- Location: Lake County, Oregon, United States
- Coordinates: 42°34′57″N 119°48′01″W﻿ / ﻿42.58250°N 119.80028°W
- Basin countries: United States
- Managing agency: Bureau of Land Management
- Surface area: 3,634.7 acres (1,470.9 ha)
- Shore length^{1}: 13.3 miles (21 km)
- Surface elevation: 4,465 feet (1,361 m)

= Flagstaff Lake (Oregon) =

Lake in Lake County, Oregon, United States

Flagstaff Lake is one of a group of interconnected, alkaline, high-desert lakes known as the Warner Lakes in the Warner Valley of Lake County in the U.S. state of Oregon. Flagstaff Lake lies between Upper Campbell Lake to the north and Swamp Lake to the south, about 40 mi northeast of Lakeview. It has a surface area of about 3635 acre and a shoreline of about 13 mi.

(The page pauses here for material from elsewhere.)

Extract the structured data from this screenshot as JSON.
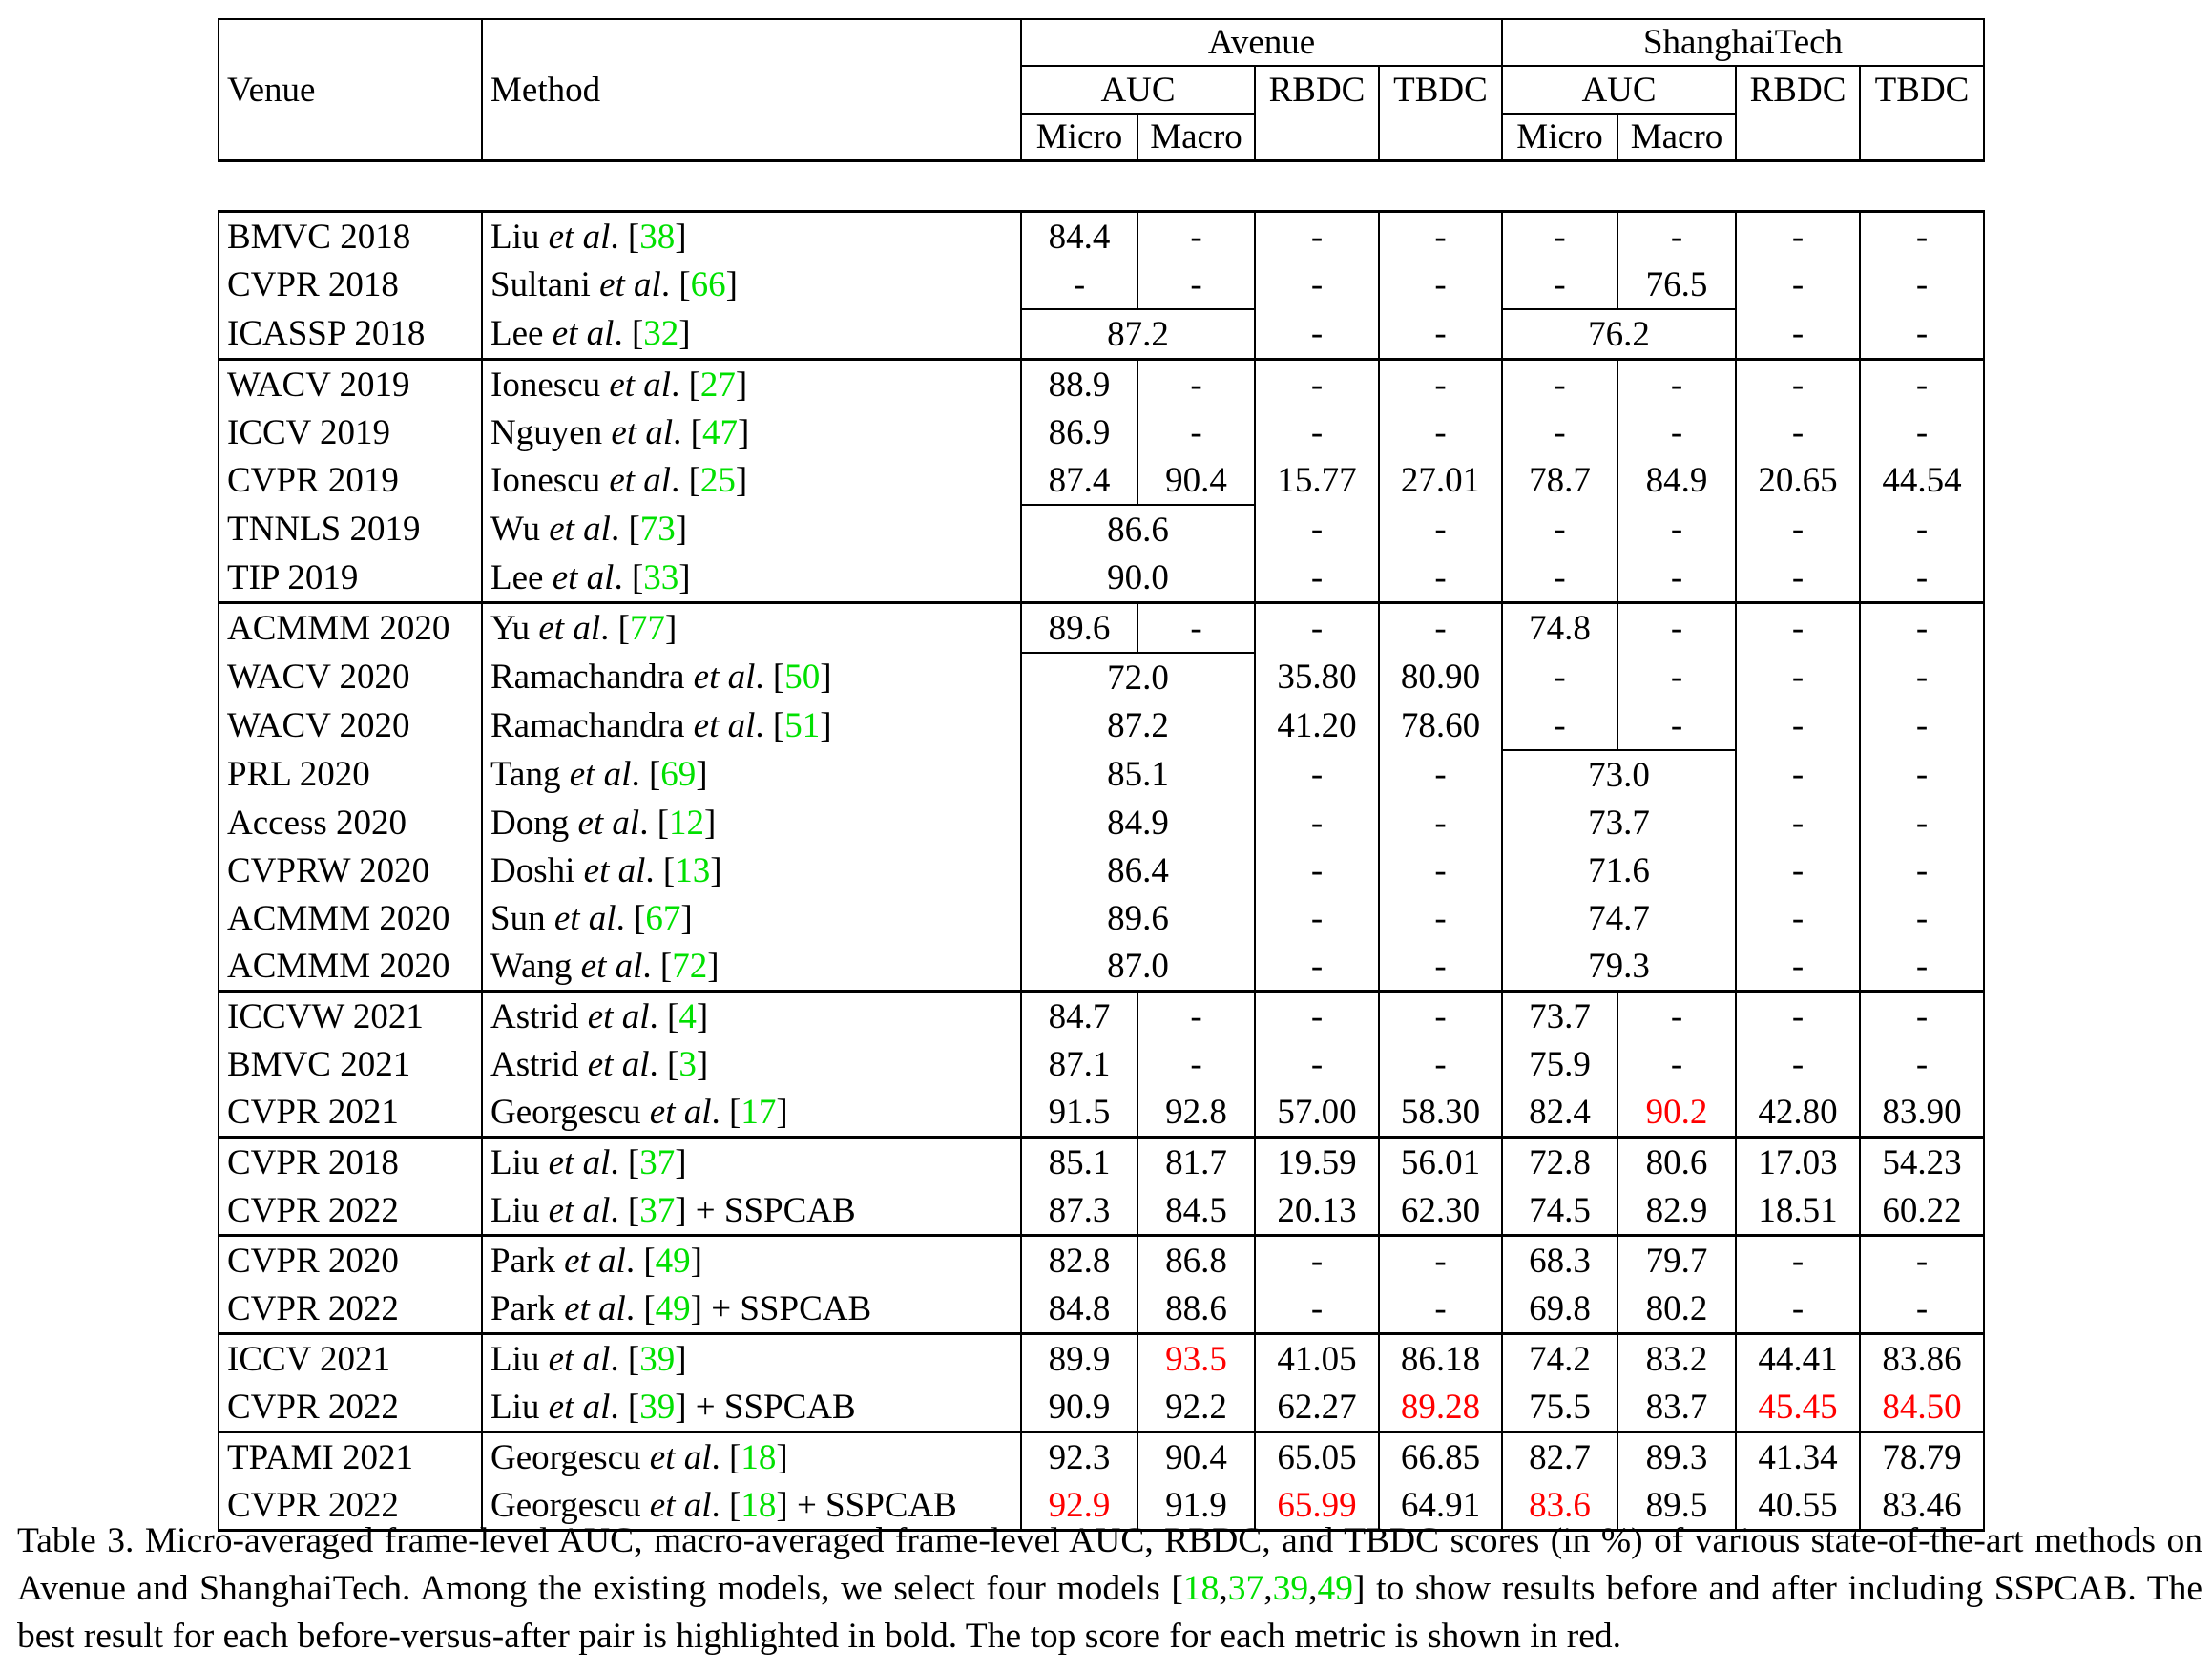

The Warner Lakes vary in depth and volume depending on the weather and have completely dried up at times. Fish populations also vary. During a drought from 1988 to 1992, when all of the lakes went dry, some fish survived by retreating into a 20 mi slough connected to the lakes. Historically, fish species in the lakes have included crappie, brown bullhead, largemouth bass, and redband trout.